Projets du secteur commercial
Ce sont des initiatives orientées vers le retour économique, les services privés ou les marchés d’exportation :
- Constellation d’observation de la Terre de Satellogic : En tant qu’entreprise privée, la constellation de Satellogic est un projet commercial vendant de l’intelligence géospatiale. Satellogic propose des images haute résolution (jusqu’à ~70 cm de résolution) à un coût bien inférieur à celui des fournisseurs traditionnels, se positionnant sur le marché mondial de l’imagerie satellitaire. D’ici 2025, l’entreprise annonce pouvoir remapper n’importe quel point de la Terre chaque semaine, voire chaque jour, permettant des cas d’utilisation pour des clients commerciaux : de la surveillance de la santé des cultures pour l’agro-industrie au suivi du trafic sur les parkings de centres commerciaux pour les analystes financiers.
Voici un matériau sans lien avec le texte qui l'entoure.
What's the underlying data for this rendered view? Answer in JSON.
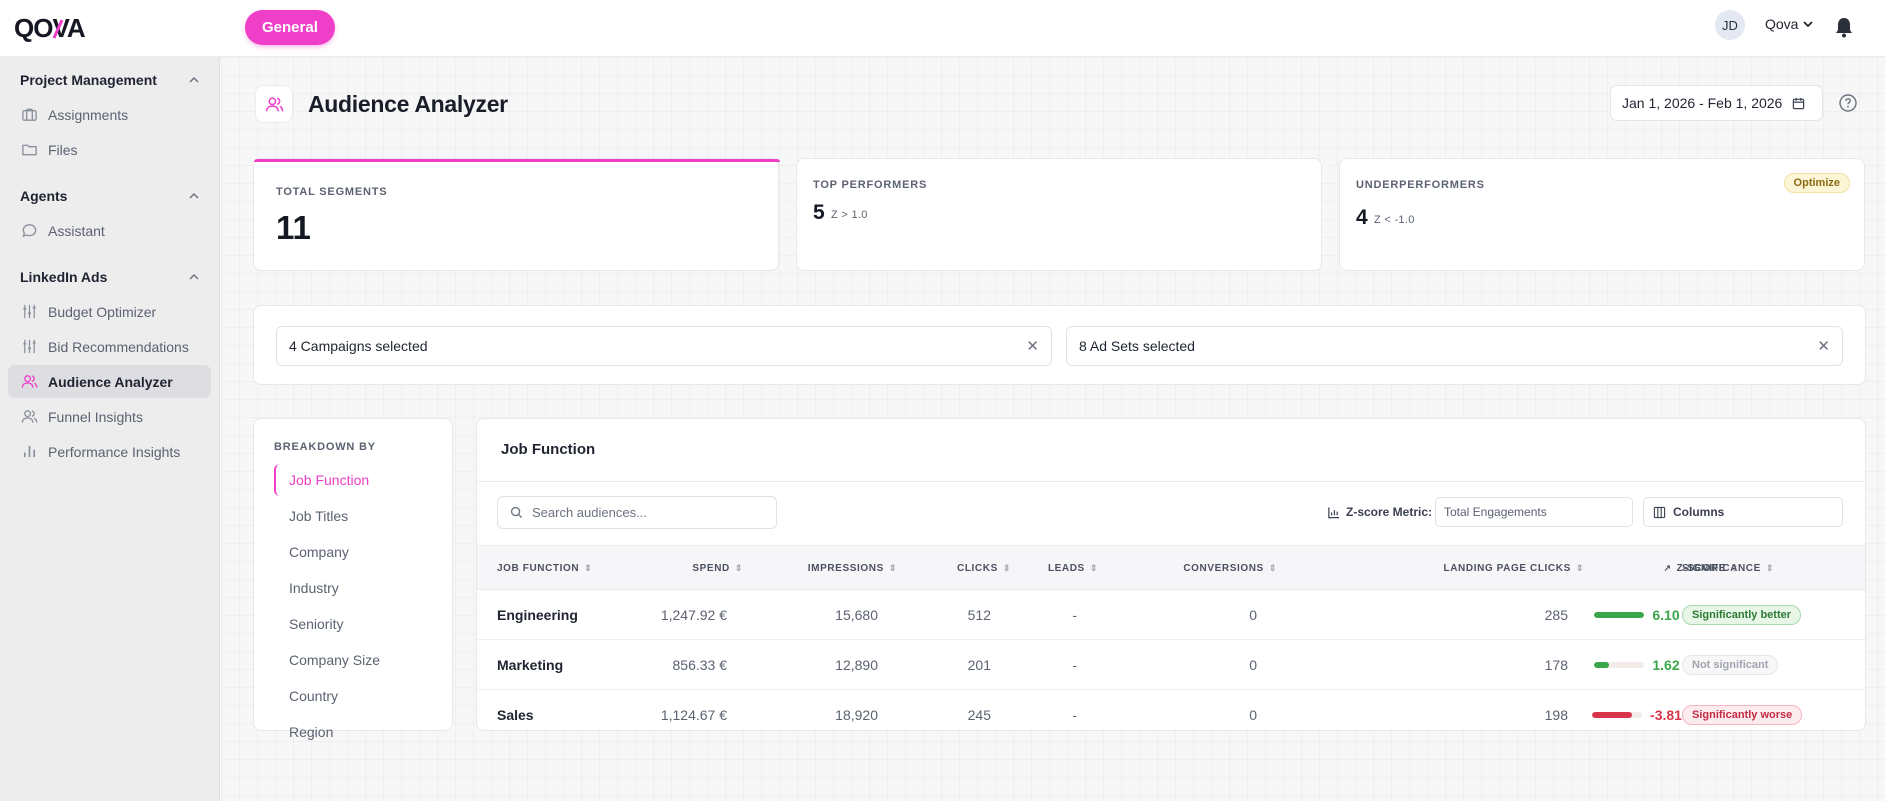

Un service commercial innovant est le projet de Satellogic de proposer la « Constellation-as-a-Service », vendant essentiellement une flotte de satellites prête à l’emploi ou exploitant un groupe dédié pour un pays client [115] [116]. Ce modèle a conduit à un contrat avec Al Yah Satellite (UAE) et un protocole d’accord avec la Malaisie pour développer la capacité d’observation de la Terre de ce pays en utilisant la technologie Satellogic [117]. C’est un excellent exemple d’un projet né en Argentine générant des revenus d’exportation et des emplois de haute technologie.
- Satellites à large bande d’ARSAT : Alors que les deux premiers satellites d’ARSAT étaient principalement financés par l’État et axés sur les besoins nationaux, le nouveau ARSAT-SG1 a une forte vocation commerciale. Il opérera en bande Ka avec un débit élevé (plus de 40 Gbps de capacité [118]), qui peut être vendu en gros à des entreprises de télécommunications pour l’accès Internet et le backhaul cellulaire. ARSAT vise les marchés régionaux – offrant une couverture haut débit non seulement en Argentine mais aussi en Bolivie, au Paraguay, au Chili et aux bases antarctiques argentines [119]. L’entreprise a manifesté son intérêt pour des partenariats avec des opérateurs privés afin de monétiser cette capacité (par exemple, fournir du backhaul 4G/5G dans les zones rurales). L’ARSAT-SG1 devrait également permettre des services IoT et peut-être la connectivité en vol en Amérique du Sud. Son lancement en 2025 (sur une fusée commerciale encore à déterminer, probablement SpaceX ou Arianespace) sera une étape commerciale importante ; ARSAT aurait attribué un contrat de plus de 20 millions de dollars à CPI pour les systèmes au sol afin de garantir que les services du satellite puissent être pleinement exploités [120]. Le succès du SG1 pourrait conduire à d’autres satellites (un SG-2, etc.), potentiellement avec un co-investissement privé.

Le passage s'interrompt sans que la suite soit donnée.